Pasar keuangan Indonesia ditutup menguat secara keseluruhan pada perdagangan Selasa (10/2/2026). Indeks Harga Saham Gabungan (IHSG), nilai tukar rupiah, hingga pasar obligasi sama-sama mencatatkan kinerja positif.
IHSG menguat lebih dari 1% dan pada penutupan perdagangan melesat 100 poin atau naik 1,24% ke level 8.131,74. Pergerakan saham didominasi penguatan, dengan 556 saham naik, 144 turun, dan 116 stagnan. Nilai transaksi tercatat Rp20,37 triliun, melibatkan 45,77 miliar saham dalam 2,45 juta kali transaksi. Kapitalisasi pasar meningkat menjadi Rp14.778 triliun.
Berdasarkan data pasar, Bumi Resources (BUMI) menjadi saham dengan nilai transaksi terbesar, mencapai Rp5 triliun. Saham BUMI naik 3,33% ke level 248. Aktivitas transaksi besar juga tercatat pada saham BBCA (PT Bank Central Asia Tbk), BMRI (PT Bank Mandiri (Persero) Tbk), BBRI (PT Bank Rakyat Indonesia (Persero) Tbk), dan DEWA (PT Darma Henwa Tbk).

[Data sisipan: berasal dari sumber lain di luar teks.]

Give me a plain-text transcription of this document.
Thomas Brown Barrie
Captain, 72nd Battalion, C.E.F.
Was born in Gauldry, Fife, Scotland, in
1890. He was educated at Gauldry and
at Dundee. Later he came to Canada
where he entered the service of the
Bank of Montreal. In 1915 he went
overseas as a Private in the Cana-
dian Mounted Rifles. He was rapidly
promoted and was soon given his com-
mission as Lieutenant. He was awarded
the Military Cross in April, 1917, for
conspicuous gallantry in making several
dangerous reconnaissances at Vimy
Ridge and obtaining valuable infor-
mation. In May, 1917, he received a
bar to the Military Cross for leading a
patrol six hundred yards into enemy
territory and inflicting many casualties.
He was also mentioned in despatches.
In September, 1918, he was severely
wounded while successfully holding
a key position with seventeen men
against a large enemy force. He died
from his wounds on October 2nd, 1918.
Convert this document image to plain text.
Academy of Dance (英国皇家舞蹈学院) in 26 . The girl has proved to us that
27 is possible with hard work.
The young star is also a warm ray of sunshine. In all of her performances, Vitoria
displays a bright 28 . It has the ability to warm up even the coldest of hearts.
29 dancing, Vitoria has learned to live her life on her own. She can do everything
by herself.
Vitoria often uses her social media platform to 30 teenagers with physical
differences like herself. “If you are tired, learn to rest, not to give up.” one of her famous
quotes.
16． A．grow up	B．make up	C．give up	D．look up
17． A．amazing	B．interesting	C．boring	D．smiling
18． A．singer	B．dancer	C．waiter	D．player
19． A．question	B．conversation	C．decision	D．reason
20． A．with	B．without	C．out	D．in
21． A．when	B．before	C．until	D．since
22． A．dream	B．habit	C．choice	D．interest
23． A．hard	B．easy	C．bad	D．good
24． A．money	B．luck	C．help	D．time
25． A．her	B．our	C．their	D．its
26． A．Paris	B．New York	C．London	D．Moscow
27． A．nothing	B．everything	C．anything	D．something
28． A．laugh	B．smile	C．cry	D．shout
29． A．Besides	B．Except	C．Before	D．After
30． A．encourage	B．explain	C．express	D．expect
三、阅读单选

Seluruh sektor perdagangan menguat pada hari itu. Kenaikan terbesar dibukukan sektor properti, konsumer non-primer, dan industri, sementara sektor kesehatan serta infrastruktur mencatatkan penguatan paling kecil.
Dari sisi kontributor indeks, saham-saham blue chip dan emiten konglomerasi menjadi penopang utama IHSG. Astra International (ASII) melesat 3,01% dan menyumbang 8,19 poin indeks. Kontribusi besar berikutnya datang dari Bank Mandiri (BMRI) sebesar 8 poin, disusul Capital Finance Indonesia (CASA) dan Amman Mineral Internasional (AMMN) yang masing-masing menyumbang sekitar 5 poin. Adapun saham yang tercatat menjadi pemberat utama kinerja IHSG antara lain BYAN, BBCA, dan EMAS.
Di pasar valuta asing, rupiah kembali ditutup menguat terhadap dolar Amerika Serikat. Rupiah ditutup pada posisi Rp16.790/US$ atau terapresiasi tipis 0,03%, melanjutkan penguatan pada perdagangan sebelumnya saat rupiah menguat 0,39% di level Rp16.795/US$.
Selama perdagangan, rupiah bergerak pada rentang Rp16.769–Rp16.790/US$. Pada saat yang sama, indeks dolar AS (DXY) per pukul 15.00 WIB menguat 0,08% ke level 96,898, setelah pada perdagangan sebelumnya ditutup melemah 0,83% di level 96,816.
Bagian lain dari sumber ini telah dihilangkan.